Chemistry, bio and immunology combine to target immune receptor
A Maurice Wilkins Centre collaboration across several scientific disciplines has led to a patent for a new immunotherapy drug.
Maurice Wilkins Centre investigators have been collaborating to target a molecule on immune cells ("CSF1R") that can slow down the immune system's attack on cancer.
"The immune system's response against a tumour involves complex interactions between many different immune cells," explains Professor Peter Shepherd, Deputy Director of the Maurice Wilkins Centre.
While white blood cells called T cells can attack and kill cancer cells, says Peter, a second type of white blood cells called macrophages can slow the T cells down.
"CSF1R is a receptor located on the surface of macrophages, and it's crucial to the development and function of macrophages. By inhibiting CSF1R, we can stop the macrophages in tumours from blocking the T cells, thereby enabling T cells to kill the cancer cells."
Work leads to development of CSF1R inhibitors
Peter collaborated with chemist Dinstinguished Professor Bill Denny from the Auckland Cancer Society Research Centre, and immunologists Professor Rod Dunbar from the University of Auckland and Professor Ian Hermans from the Malaghan Institute of Medical Research to develop a unique series of chemicals that target CSF1R's enzyme activity.
Other Maurice Wilkins Centre investigators involved in the project include Jack Flanaghan, Gordon Rewcastle, Stephen Jamieson and Christina Buchanan.
Professor Peter Shepherd (pictured) is collaborating with several Maurice Wilkins Centre investigators on the development of a novel compound for potential use in cancer immunotherapy.
Peter says the ability of the Maurice Wilkins Centre to bring together the country's best biomedical scientists has enabled the research to advance rapidly: "The Centre specialises in bringing together powerful teams to tackle major projects, in this case enabling the cancer biologists and chemists to work directly with immunologists."
Rod agrees: "To date, much of our immune therapy work has focused on vaccines. It's exiting to see how we can apply New Zealand's small molecule capabilities to help accelerate immune therapy for cancer."

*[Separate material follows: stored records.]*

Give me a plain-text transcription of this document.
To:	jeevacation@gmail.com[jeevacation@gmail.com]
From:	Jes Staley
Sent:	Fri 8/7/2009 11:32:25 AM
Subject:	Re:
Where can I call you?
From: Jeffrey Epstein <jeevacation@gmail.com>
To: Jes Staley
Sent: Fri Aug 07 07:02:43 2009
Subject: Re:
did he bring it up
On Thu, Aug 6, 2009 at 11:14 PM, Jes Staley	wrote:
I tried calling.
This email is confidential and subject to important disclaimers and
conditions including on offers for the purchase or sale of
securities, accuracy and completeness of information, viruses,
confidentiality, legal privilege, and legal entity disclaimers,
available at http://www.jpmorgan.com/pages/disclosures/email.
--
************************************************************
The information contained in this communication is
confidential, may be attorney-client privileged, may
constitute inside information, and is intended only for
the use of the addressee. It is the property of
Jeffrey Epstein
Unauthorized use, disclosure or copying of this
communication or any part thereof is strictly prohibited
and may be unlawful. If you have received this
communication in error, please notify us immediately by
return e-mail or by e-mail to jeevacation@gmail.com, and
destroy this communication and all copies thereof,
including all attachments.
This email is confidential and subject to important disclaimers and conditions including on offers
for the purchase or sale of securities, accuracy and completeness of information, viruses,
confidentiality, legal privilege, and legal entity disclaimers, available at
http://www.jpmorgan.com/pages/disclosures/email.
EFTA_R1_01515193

Ongoing research objectives
The next stage for the researchers is to understand how this new class of drugs perform in animal models of cancer, and how they will affect macrophages in those contexts. From there, the team hopes to find candidates that can go into clincal development.
"The Maurice Wilkins Centre has been involved in the development of 'molecularly-targeted' enzyme inhibitors since the mid-1990s, when it was a new paradigm in cancer drug development," says Peter.
"Our successful track record of advancing these types of drugs to clinical trials with commercial partners makes this landmark development of CSF1R inhibitors all the more exciting."